The Different Factors to Consider When Comparing Metal vs. Shingle Roofing
Drive through any neighborhood in the country, and chances are that the roofs will be mostly made out of asphalt shingles. The main reason why this material is so popular is because of its price (which is typically lower when compared to metal roofing). But the popularity of metal roofing is on the rise. Over the past 20 years or so, the material has seen a significant increase in residential use. Below we’re going to go into detail about how each material differs in the following attributes:
One of the main reasons why metal roofing isn’t as popular as shingle roofing is because of its higher price tag. Some estimates place the cost of installing a metal roof at two, or even three times the cost of installation for a typical shingle roof. Although the actual installation price will vary (according to numerous factors), you can expect to pay anywhere from $350 to $2,800 per 100 square feet of roofing.
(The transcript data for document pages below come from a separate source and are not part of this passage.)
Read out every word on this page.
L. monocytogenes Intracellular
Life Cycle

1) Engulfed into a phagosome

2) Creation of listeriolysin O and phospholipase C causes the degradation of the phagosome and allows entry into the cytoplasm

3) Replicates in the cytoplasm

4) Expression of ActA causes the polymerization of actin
Why is shingle roofing so popular? Because it’s one of the most budget-friendly roofing materials on the market. The typical cost per 100 square feet of shingle roofing is anywhere between $300 and $850 – much cheaper than metal roofing. But, before you get ready to order some shingles, remember that shingles typically have higher maintenance costs than metal roofing does. Which brings us to our next attribute of consideration: ruggedness.
One of the major benefits of metal roofing is that its very durable. In fact, it’s common for metal roofs to last well over 45 years. Apart from lasting a very long time, metal roofs also have one very key attribute (in terms of ruggedness): they’re fire retardant. The only caveat to metal roofing’s inherent durability is that they must be properly installed (otherwise they will need regular maintenance and/or repairs).
Durability is one of the main causes of concern for people interested in buying asphalt shingles. They’re certainly not as durable as metal roofing is. Shingles will last anywhere from 10 to 25 years, and there are numerous factors that go into exactly how long a shingled roof will last (location, installation quality, weather, etc.).
It should be noted that the majority of shingle manufacturers offer a warranty for their products. These warranties typically last anywhere from 10 to 25/30 years (and are usually prorated – meaning their value decreases each year).
Sustainability: Metal Roofing
One of the biggest advantages of metal roofing is that it’s completely recyclable (when it’s done being used as a roof). The actual metal that the roofing is made out of usually contains up to 25% recycled materials (i.e. metal).
If you’re worried about the product life cycle sustainability of metal roofing, just know that because of its low overall weight, it ships very fast (so it doesn’t produce a lot of C02 pollution).
Here’s the thing about asphalt shingles: they’re not exactly environmentally friendly. The average shingle is made of different materials like paper, fiberglass, rocks, and then oil. Compared to metal roofing, they’re not the best option in terms of sustainability. They’re also not fully recyclable (but in some circumstances they can be reused for other projects). So, if sustainability is a major purchasing factor, going with metal roofing is the obvious choice.
Now that you know a little bit more about each roofing material, you should be more prepared to make an informed purchase. If you’re only concern is price, it’s hard to beat asphalt shingles. But, if you’re looking for a material that’s rugged and will last up to half a century, metal wins in that case. Deciding which roofing material to use is an important decision to make, and keeping the factors mentioned above in mind during the purchasing process will make it that much easier in the end.